How to Handle the Rising Costs of a College Education

Tips on how to save money for college.

Tuition and other costs at colleges and universities have been rising steadily in recent years. So much so that some reports suggest the cost of a college education could be as high as $250,000 in the next 20 years.

Considering this staggering potential increase and our current recession, how are families handling these rising costs? According to a recent study cited by CBS Interactive’s Smart Planet, 47% are saving the same amount as they did last year, while 37% are saving less and 15% are saving nothing toward a college education. In other words, families are not able to save their money at the same rates as college costs increase.

If you, or a family member, are planning to attend college in coming years, you may be concerned about how to pay for college. Fortunately, there are a number of ways you and your family can save money for college to meet the rising costs of a college degree. And many families are making use of them: 43% of parents with young children are using 529 savings plans.

These savings plans are offered by every state to encourage families to save long-term for education costs at colleges and universities. These qualified tuition plans come in two forms: pre-paid tuition plans and college savings plans.

Under a pre-paid tuition plan, you can purchase credits now toward future tuition, allowing you to pay for college now at current costs, rather than waiting to pay for college as tuition rises. With a savings account, you invest your money, and the total can go up or down, just as it does with other types of investments.

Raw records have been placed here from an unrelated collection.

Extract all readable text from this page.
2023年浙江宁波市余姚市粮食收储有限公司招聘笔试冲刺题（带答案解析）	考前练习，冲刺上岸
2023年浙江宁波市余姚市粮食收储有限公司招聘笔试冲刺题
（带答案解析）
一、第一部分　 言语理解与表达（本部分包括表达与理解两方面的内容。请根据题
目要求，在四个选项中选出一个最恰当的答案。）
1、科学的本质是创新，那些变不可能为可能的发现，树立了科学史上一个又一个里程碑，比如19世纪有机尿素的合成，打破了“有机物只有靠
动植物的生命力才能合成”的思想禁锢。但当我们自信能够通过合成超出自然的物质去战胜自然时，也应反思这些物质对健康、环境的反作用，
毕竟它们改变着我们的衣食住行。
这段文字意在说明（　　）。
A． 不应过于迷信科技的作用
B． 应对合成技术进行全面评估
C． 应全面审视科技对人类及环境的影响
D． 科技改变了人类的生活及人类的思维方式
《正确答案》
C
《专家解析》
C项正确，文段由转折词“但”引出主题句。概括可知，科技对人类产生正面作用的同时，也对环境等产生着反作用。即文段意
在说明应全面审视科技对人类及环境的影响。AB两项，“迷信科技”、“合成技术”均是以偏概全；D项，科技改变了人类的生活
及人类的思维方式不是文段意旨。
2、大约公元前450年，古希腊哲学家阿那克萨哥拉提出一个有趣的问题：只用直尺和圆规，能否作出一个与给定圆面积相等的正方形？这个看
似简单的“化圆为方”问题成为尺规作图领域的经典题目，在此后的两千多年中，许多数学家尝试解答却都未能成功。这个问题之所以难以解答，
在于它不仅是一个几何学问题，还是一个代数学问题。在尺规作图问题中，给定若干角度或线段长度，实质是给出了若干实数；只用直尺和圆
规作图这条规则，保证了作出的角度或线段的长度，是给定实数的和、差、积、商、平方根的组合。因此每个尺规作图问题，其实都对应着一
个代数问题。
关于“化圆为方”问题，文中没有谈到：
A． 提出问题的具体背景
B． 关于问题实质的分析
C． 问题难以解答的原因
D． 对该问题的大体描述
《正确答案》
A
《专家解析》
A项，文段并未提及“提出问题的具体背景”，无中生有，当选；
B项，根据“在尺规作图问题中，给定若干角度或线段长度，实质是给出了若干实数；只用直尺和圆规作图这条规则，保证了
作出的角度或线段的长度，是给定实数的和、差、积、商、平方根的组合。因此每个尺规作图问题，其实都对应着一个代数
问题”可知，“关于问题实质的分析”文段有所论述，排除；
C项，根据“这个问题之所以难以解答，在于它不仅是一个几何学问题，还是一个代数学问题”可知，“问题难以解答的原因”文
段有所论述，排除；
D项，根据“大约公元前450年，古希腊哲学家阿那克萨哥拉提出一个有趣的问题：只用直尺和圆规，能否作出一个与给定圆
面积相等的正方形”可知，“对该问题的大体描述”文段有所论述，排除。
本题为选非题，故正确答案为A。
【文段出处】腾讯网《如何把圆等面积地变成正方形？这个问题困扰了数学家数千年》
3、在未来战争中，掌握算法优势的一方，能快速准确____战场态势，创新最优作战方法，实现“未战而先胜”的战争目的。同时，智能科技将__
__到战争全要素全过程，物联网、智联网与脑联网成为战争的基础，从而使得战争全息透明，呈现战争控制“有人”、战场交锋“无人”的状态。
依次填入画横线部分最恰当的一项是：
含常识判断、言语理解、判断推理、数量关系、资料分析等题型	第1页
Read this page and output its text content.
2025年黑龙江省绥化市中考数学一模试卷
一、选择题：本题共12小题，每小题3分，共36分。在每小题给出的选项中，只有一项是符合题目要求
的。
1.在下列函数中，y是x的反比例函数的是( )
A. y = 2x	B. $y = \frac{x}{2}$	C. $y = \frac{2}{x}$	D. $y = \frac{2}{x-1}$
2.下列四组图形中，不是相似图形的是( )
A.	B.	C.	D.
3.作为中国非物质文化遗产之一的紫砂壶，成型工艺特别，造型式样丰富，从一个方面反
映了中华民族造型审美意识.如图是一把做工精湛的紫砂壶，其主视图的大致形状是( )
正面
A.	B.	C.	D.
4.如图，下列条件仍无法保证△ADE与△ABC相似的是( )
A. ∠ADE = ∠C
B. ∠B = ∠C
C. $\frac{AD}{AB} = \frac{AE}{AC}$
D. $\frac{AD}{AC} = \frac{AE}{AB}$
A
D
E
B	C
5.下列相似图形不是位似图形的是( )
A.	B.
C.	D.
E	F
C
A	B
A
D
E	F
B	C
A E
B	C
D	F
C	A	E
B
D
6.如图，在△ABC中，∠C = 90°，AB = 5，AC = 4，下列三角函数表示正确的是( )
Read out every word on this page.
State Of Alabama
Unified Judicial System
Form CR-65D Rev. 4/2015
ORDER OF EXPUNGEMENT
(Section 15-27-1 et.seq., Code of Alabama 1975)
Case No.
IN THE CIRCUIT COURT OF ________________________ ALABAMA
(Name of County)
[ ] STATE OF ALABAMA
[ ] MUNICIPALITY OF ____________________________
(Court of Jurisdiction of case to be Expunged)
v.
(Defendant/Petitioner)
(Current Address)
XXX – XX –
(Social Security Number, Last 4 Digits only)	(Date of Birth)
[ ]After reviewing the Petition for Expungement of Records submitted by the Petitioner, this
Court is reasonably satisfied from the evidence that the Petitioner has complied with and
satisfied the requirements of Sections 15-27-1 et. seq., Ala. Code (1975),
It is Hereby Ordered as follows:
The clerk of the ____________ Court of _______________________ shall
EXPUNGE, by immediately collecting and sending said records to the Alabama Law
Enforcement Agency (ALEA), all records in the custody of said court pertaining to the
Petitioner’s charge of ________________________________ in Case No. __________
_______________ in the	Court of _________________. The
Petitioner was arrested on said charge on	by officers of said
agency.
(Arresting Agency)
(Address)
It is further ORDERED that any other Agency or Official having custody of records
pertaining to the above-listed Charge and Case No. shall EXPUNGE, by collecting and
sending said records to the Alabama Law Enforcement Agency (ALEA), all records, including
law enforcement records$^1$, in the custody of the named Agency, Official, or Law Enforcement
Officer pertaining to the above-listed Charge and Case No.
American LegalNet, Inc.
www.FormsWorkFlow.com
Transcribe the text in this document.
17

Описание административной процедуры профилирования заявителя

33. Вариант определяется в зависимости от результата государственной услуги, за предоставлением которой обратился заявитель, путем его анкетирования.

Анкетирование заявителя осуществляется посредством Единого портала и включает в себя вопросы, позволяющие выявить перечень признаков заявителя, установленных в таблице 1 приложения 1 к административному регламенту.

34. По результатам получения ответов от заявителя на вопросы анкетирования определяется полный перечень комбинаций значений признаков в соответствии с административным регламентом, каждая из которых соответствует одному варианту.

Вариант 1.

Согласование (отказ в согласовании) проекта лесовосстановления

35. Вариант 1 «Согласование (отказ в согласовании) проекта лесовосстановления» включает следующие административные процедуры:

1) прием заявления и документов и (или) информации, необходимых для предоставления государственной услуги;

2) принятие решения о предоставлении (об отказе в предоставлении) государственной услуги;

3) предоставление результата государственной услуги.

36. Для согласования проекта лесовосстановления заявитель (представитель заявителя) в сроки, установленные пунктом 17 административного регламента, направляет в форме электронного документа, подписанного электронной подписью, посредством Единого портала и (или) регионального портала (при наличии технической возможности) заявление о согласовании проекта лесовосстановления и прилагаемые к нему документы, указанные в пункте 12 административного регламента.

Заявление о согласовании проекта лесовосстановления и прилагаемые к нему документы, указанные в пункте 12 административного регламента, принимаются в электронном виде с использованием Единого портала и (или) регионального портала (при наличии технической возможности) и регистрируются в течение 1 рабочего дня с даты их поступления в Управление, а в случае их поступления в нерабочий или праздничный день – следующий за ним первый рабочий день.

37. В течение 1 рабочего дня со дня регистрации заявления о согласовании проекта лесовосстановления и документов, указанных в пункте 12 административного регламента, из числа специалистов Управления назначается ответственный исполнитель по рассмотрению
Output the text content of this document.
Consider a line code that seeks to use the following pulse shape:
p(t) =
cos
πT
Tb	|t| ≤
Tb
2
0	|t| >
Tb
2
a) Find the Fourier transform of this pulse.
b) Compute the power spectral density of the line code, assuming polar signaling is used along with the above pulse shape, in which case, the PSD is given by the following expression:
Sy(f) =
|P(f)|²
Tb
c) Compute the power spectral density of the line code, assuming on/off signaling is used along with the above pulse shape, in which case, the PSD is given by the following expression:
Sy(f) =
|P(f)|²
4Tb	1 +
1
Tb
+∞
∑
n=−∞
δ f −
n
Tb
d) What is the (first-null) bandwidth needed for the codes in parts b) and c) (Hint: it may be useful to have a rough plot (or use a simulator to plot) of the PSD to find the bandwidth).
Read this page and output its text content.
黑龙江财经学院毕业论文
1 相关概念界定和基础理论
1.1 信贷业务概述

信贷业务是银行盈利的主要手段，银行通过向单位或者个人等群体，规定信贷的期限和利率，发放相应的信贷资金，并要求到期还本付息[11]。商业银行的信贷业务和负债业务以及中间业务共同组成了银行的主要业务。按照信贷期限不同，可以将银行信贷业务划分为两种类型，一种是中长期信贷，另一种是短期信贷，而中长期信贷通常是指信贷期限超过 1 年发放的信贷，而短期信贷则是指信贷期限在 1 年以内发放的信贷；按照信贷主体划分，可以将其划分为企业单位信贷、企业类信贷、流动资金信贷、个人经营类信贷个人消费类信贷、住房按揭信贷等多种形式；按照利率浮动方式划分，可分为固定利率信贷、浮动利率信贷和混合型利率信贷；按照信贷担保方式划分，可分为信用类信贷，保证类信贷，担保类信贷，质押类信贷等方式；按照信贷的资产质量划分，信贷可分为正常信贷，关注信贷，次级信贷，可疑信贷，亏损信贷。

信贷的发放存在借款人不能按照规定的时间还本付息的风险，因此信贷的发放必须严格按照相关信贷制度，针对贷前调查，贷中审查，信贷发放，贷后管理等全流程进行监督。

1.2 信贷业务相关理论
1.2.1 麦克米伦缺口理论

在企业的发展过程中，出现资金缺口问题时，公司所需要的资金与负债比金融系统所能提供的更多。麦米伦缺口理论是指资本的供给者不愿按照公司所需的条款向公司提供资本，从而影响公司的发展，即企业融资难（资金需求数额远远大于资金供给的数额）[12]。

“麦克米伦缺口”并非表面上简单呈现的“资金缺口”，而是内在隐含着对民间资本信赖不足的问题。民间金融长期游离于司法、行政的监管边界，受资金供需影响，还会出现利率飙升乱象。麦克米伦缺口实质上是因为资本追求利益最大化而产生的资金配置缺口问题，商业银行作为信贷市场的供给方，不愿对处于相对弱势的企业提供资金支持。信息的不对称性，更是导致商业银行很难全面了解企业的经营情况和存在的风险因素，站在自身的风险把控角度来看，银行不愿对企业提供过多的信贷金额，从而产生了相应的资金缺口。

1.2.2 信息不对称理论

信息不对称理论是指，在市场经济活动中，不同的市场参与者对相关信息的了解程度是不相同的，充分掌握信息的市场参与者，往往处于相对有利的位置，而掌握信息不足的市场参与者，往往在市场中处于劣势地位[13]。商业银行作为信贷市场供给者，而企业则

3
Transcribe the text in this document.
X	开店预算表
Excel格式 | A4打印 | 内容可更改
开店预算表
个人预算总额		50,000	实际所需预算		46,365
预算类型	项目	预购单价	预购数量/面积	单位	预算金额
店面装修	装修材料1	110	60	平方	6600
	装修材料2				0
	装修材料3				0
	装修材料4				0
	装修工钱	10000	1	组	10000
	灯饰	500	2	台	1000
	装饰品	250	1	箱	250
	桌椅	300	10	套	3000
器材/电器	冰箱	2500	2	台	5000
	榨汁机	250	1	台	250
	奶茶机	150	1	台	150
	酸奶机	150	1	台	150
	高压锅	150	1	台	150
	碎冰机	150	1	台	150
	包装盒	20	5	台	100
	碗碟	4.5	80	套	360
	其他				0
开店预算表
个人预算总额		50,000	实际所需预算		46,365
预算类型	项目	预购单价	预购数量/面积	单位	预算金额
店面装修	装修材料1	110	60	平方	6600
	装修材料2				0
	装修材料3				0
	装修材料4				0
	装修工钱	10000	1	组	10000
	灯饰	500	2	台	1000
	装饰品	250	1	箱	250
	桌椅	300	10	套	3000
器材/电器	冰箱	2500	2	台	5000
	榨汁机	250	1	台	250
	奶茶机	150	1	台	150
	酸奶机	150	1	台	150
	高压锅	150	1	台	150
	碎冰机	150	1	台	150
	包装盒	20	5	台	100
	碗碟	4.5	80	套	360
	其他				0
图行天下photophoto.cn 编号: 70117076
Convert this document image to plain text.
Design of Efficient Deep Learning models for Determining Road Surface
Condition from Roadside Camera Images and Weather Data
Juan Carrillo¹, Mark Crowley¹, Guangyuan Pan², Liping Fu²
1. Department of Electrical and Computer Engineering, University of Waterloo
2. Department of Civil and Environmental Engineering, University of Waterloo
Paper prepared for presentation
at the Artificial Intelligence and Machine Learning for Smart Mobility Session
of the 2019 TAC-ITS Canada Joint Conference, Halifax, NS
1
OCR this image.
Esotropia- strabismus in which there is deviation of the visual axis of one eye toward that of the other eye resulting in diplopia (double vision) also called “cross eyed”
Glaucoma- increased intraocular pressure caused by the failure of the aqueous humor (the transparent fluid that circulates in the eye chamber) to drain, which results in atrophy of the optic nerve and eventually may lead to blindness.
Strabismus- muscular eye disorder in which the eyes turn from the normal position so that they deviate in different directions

Money in a 529 plan grows tax-free, and when you take out the money for qualified education expenses, the money is also fax-free. Many parents prefer these plans because there are no limits to how much or little you can contribute, and parents maintain control over the accounts; in other words, accounts aren’t transferred over to a child’s control when they reach a certain age, as is the case with other types of savings accounts.

If the money in a 529 account isn’t used for a student’s college education, it can be transferred to another family member, including the person who created the account. This allows the fund to help all family members pursue college degrees, extending the usefulness of these plans.